Y los dos corrieron hacia donde Moriz les esperaba.

No tardaron diez minutos en franquear la distancia.

—¿Y el venado?… —interrogó Vázquez.

—Aquí está —contestó Moriz, mostrando a la bestia acostada a sus pies.

—¿Está muerto? —preguntó Felipe.

—Muerto —repuso Moriz.— De vejez seguramente.

—No, a consecuencia de una herida.

—¡Herido! ¿Herido de qué? —¡De una bala en un costado! —¡Una bala!— exclamó Vázquez.

—Nada más cierto. Después de haber sido herido se ha arrastrado hasta aquí, donde ha caído muerto.

—¿De modo que hay cazadores en la isla? —murmuró Vázquez. Inmóvil y pensativo echó una ojeada en torno a él.

IV. La banda de Kongre

Si Vázquez, Felipe y Moriz se hubiesen trasladado al extremo occidental de la Isla de los Estados, hubieran podido comprobar cuánto difería este litoral del que se extendía entre el cabo San Juan y la punta Several.

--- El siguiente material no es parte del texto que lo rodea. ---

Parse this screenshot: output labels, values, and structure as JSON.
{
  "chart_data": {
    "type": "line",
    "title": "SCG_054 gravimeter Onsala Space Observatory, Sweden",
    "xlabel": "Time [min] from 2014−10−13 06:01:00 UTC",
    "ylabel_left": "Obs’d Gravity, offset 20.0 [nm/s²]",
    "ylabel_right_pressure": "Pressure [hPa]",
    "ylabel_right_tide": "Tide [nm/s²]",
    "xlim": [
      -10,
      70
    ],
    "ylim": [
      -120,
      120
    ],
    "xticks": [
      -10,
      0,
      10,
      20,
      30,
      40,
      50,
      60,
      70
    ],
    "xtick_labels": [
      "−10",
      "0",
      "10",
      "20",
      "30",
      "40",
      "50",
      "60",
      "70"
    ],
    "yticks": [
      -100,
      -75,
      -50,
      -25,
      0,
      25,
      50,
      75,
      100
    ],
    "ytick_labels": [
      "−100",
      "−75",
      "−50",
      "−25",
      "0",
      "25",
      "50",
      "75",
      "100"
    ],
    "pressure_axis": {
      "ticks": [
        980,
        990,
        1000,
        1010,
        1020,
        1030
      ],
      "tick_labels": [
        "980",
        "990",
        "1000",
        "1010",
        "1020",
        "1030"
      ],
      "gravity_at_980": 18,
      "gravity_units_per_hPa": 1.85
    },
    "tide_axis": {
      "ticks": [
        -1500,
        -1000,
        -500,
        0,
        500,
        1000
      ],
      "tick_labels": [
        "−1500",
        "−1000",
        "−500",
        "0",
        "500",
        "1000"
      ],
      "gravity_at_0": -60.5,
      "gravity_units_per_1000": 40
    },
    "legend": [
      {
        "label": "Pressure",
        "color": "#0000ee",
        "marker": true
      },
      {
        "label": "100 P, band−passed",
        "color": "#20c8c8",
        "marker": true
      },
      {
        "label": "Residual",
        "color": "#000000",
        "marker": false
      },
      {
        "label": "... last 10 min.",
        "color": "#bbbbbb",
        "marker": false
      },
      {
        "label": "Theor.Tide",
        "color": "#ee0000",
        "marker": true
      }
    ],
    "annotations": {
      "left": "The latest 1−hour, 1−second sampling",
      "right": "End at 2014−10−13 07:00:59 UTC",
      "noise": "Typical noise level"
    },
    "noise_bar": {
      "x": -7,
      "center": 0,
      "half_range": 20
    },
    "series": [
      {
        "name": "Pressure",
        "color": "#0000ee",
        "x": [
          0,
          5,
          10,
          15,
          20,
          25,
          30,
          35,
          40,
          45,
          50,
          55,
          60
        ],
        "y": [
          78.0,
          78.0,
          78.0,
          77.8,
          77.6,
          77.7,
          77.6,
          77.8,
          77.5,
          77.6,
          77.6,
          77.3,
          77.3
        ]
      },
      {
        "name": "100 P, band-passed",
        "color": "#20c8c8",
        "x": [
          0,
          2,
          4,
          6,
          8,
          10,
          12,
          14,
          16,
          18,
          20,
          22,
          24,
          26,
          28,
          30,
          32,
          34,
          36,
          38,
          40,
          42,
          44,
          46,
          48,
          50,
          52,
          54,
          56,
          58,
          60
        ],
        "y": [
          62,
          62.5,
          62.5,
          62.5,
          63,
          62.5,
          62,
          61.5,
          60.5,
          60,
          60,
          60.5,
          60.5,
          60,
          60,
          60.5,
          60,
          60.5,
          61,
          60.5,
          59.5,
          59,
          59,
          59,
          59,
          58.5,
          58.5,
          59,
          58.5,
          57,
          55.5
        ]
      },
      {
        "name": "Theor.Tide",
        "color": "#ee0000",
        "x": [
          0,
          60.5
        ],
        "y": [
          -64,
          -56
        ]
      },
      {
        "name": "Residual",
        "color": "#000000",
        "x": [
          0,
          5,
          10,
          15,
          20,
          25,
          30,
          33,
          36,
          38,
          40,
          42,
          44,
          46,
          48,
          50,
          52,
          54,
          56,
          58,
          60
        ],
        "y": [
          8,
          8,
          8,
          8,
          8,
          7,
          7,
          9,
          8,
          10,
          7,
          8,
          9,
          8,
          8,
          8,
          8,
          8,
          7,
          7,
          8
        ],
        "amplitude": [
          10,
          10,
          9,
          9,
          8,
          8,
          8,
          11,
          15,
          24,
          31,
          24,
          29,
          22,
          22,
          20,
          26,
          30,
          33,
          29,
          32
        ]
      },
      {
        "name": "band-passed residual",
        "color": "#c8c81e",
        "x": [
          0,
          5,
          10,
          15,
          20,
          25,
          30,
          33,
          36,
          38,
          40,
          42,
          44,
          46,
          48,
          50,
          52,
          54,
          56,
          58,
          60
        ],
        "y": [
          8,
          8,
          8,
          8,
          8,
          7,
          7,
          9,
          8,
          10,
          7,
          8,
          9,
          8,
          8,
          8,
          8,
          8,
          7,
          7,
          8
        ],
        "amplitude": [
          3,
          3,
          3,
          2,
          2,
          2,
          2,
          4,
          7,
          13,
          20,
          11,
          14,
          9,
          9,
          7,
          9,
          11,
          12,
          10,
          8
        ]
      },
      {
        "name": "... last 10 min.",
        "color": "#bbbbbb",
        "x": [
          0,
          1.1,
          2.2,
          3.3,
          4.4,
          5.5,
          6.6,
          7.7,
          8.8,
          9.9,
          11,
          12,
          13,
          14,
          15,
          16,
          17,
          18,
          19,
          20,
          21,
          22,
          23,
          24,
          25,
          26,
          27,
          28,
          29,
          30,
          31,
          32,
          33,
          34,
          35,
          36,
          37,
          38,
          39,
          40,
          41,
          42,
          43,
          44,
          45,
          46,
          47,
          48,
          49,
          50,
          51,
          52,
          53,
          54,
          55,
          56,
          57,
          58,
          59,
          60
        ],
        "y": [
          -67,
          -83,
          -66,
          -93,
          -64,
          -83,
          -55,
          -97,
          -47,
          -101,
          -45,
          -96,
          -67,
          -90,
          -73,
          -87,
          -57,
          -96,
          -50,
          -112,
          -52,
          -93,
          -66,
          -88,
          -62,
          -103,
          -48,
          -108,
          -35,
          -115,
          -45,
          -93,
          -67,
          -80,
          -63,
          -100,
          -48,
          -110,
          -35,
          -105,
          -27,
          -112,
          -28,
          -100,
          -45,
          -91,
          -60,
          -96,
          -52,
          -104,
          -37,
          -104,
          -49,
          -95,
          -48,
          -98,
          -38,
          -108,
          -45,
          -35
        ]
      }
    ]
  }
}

Ahí no había más que rocas, que se elevaban hasta 200 pies de altura, la mayor parte de ellas cortadas a pico y prolongándose bajo aguas profundas, incesantemente batidas por violenta resaca, aun en tiempo de calma. Delante de estas áridas rocas, en cuyos intersticios anidaban millares de aves marítimas, destacábanse un buen número de arrecifes, que se prolongaban hasta dos millas mar adentro. Entre ellas se situaban estrechos canales de pasos practicables tan sólo para barcas de muy poco calado. No faltaban grandes huecos cavernosos, grutas profundas y secas, obscuras, de angostísima entrada, el interior de las cuales no era aireado por las ráfagas ni barrido por las olas, ni aun en la temible época del equinoccio. Para ganar por aquella parte la meseta central de la isla, hubiera sido necesario franquear cuestas de más de 900 metros de altura, y la distancia no bajaría de 15 millas. En resumen, el carácter salvaje, desolado, acentuábase más de este lado que por el litoral opuesto, en el que se abría la bahía de Elgor.

Aunque el oeste de la Isla de los Estados estaba protegido contra los vientos noroeste por las alturas de la Tierra del Fuego y del archipiélago magallánico, el mar se desencadenaba con tanto furor como en el cabo San Juan, la punta Diegos y la Several. De suerte que, si se había establecido un faro del lado del atlántico, no era menos necesario otro en la parte del Pacifico para los barcos que buscasen el estrecho de Lemaire, después de doblar el cabo de Hornos. Tal vez el gobierno chileno pensase ya en seguir el ejemplo de la República Argentina.

En todo caso, de haber comenzado al mismo tiempo los trabajos en los dos extremos de la Isla de los Estados, se hubiera comprometido la situación de una banda de bribones que se había refugiado en las cercanías del cabo San Bartolomé.

Algunos años antes, estos malhechores se habían instalado en la entrada de la bahía de Elgor, descubriendo una profunda caverna oculta entre el acantilado. Esta caverna les ofrecía un seguro asilo, y desde entonces ningún barco que hiciese escala en la Isla de los Estados podía considerarse en seguridad.